This was gall and wormwood to Jennet.
“She’ll be hard to please when she goes home again, after playing the fine dame here,” pursued the steward.
“Then ey hope she’ll never come home again,” rejoined Jennet; spitefully, “fo’ we dunna want fine dames i’ our poor cottage.”
“For my part I do not wonder Alizon pleases the gentle folks,” observed Sampson Harrop, “since such pains have been taken with her manners and education; and I must say she does great credit to her instructor, who, for reasons unnecessary to mention, shall be nameless. I wish I could say the same for you, Jennet; but though you’re not deficient in ability, you’ve no perseverance or pleasure in study.”

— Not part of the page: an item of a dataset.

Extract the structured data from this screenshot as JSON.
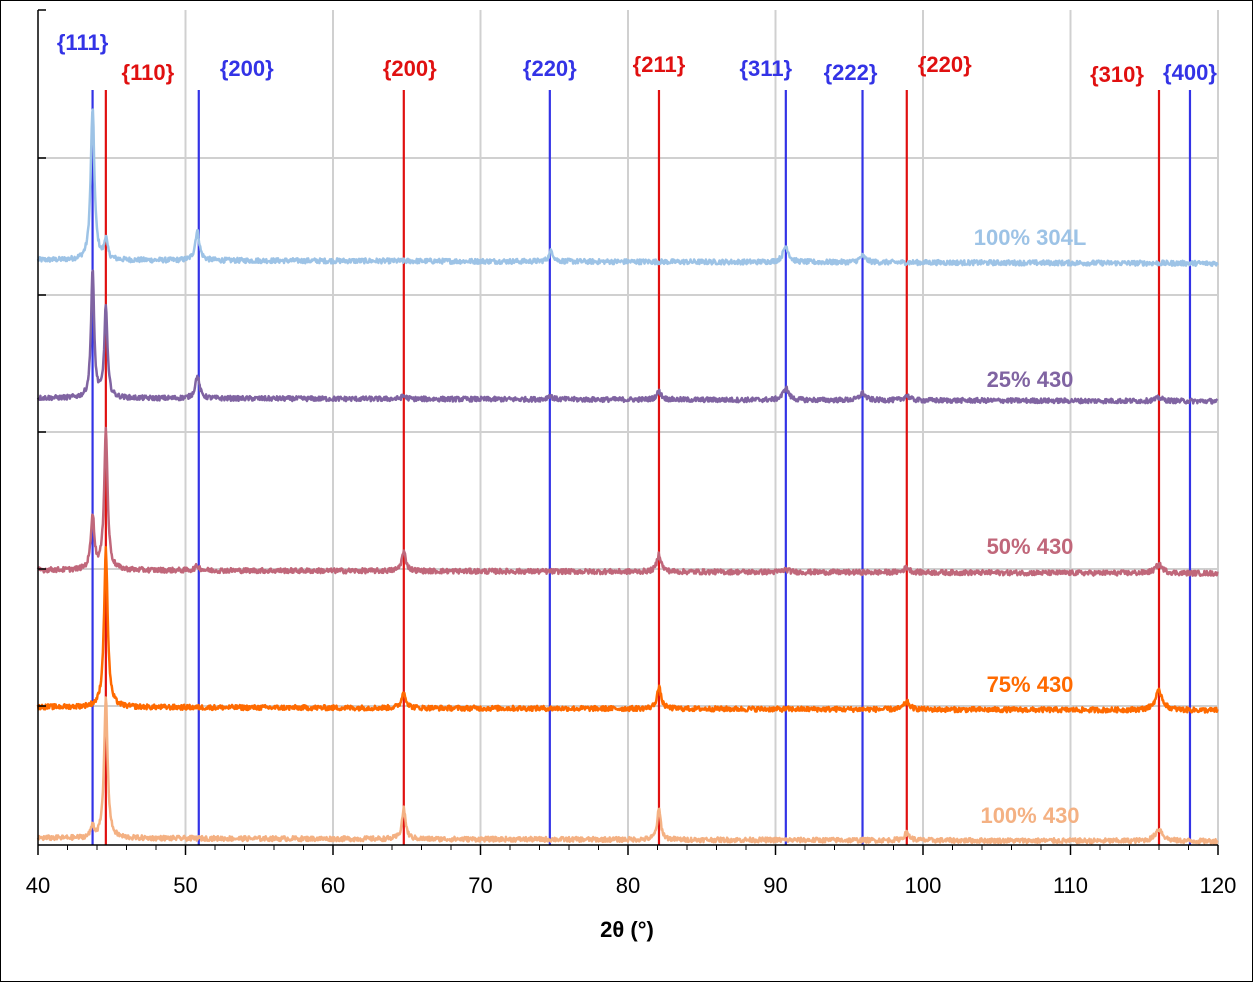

“Ey knoa os much os ey care to knoa,” replied Jennet, “an more than yo con teach me, Mester Harrop. Why is Alizon always to be thrown i’ my teeth?”
“Because she’s the best model you can have,” rejoined Sampson. “Ah! if I’d my own way wi’ ye, lass, I’d mend your temper and manners. But you come of an ill stock, ye saucy hussy.”
“Ey come fro’ th’ same stock as Alizon, onny how,” said Jennet.
“Unluckily that cannot be denied,” replied Sampson; “but you’re as different from her as light from darkness.”
Jennet eyed him bitterly, and then rose from the table.
“Ey’n go,” she said.
“No—no; sit down,” interposed the good-natured steward. “The dancing and pastimes will begin presently, and you will see your sister. She will come down with the ladies.”
“That’s the very reason she wishes to go,” said Sampson Harrop. “The spiteful little creature cannot bear to see her sister better treated than herself. Go your ways, then. It is the best thing you can do. Alizon would blush to see you here.”
“Then ey’n een stay an vex her,” replied Jennet, sharply; “boh ey winna sit near yo onny longer, Mester Sampson Harrop, who ca’ yersel gentleman usher, boh who are nah gentleman at aw, nor owt like it, boh merely parish clerk an schoolmester, an a poor schoolmester to boot. Eyn go an sit by Sukey Worseley an Nancy Holt, whom ey see yonder.”
“You’ve found your match, Master Harrop,” said the steward, laughing, as the little girl walked away.
“I should account it a disgrace to bandy words with the like of her, Adam,” rejoined the clerk, angrily; “but I’m greatly out in my reckoning, if she does not make a second Mother Demdike, and worse could not well befall her.”
Jennet’s society could have been very well dispensed with by her two friends, but she would not be shaken off. On the contrary, finding herself in the way, she only determined the more pertinaciously to remain, and began to exercise all her powers of teasing, which have been described as considerable, and which on this occasion proved eminently successful. And the worst of it was, there was no crushing the plaguy little insect; any effort made to catch her only resulting in an escape on her part, and a new charge on some undefended quarter, with sharper stinging and more intolerable buzzing than ever.